Samsung, Oracle join White House 5G research push

The tech giants have joined the new initiative to develop next generation 5G wireless networks.
Written by Charlie Osborne, Contributing Writer
US Government/White House

Samsung and Oracle have announced plans to join a research scheme launched by the White House to boost 5G networking technology.

On Monday, both Oracle and Samsung separately revealed their inclusion in the project, which is led by the National Science Foundation, the nonprofit organization US Ignite and industry figures.

The White House Office of Science and Technology Policy's program, Platforms Enabling Advanced Wireless Program (PAWR), hopes to "advance development of next-generation wireless technologies and services," with the hope of improving network speed up to 1000 times over current wireless network capabilities.

US President Obama recently announced the program with an initial investment of $400 million.
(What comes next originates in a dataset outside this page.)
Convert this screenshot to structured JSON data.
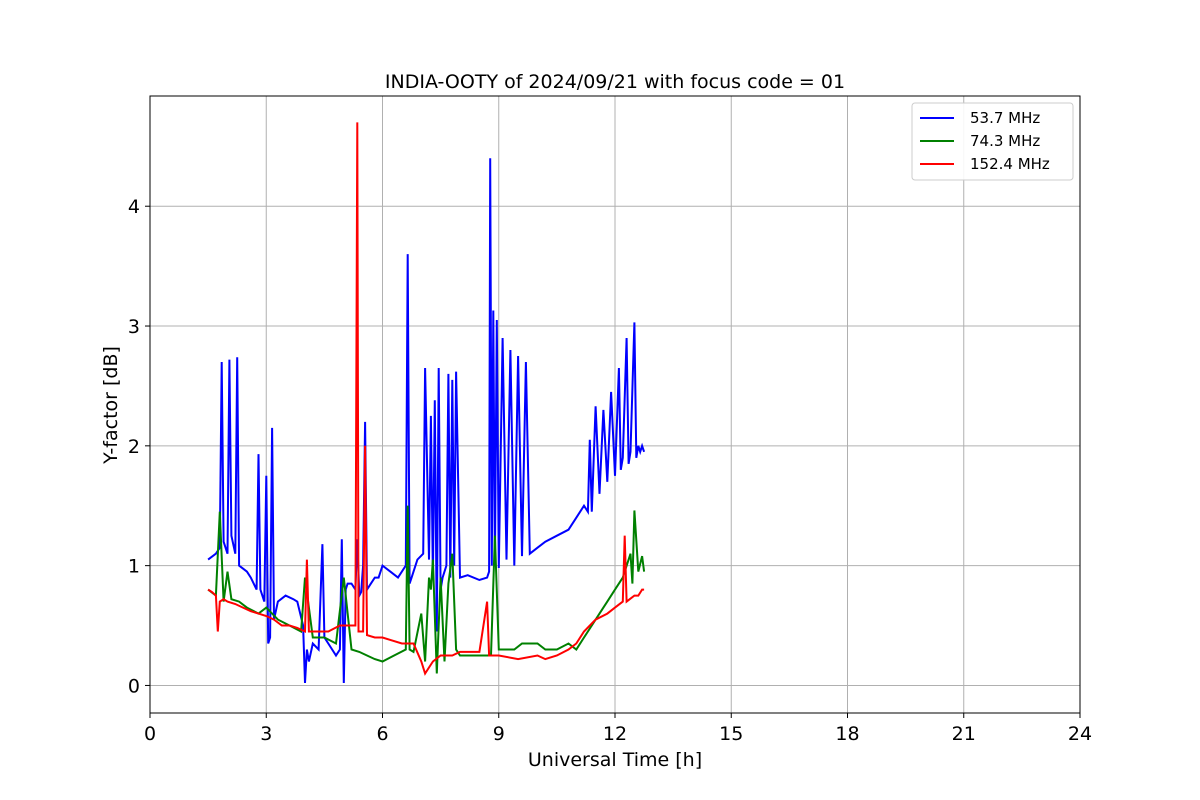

Oracle has joined as a founding board member, and will give PAWR Oracle Cloud technology and engineering resources as well as the tools needed to research network abuse and security issues associated with Wi-Fi.

Samsung, another new board member, will work with over 400 university researchers and contribute specialists and knowledge in wireless network architecture and mmWave radio access technologies.

"The White House initiative provides an ideal platform for Samsung to help create a blueprint for the future of communications network development through collaboration with a diverse range of experts," said Charlie Zhang. Vice President of Samsung Research America.

"Supporting U.S. wireless leadership and next generation networks continues to be a priority for Samsung, and we look forward to helping expedite 5G innovation to enable more people to benefit from the next level of enhanced communications."

In July, the US Federal Communications Commission (FCC) approved new rules to open up frequencies above 24GHz for 5G, a move likely to rapidly increase the development of the next-generation networking technology.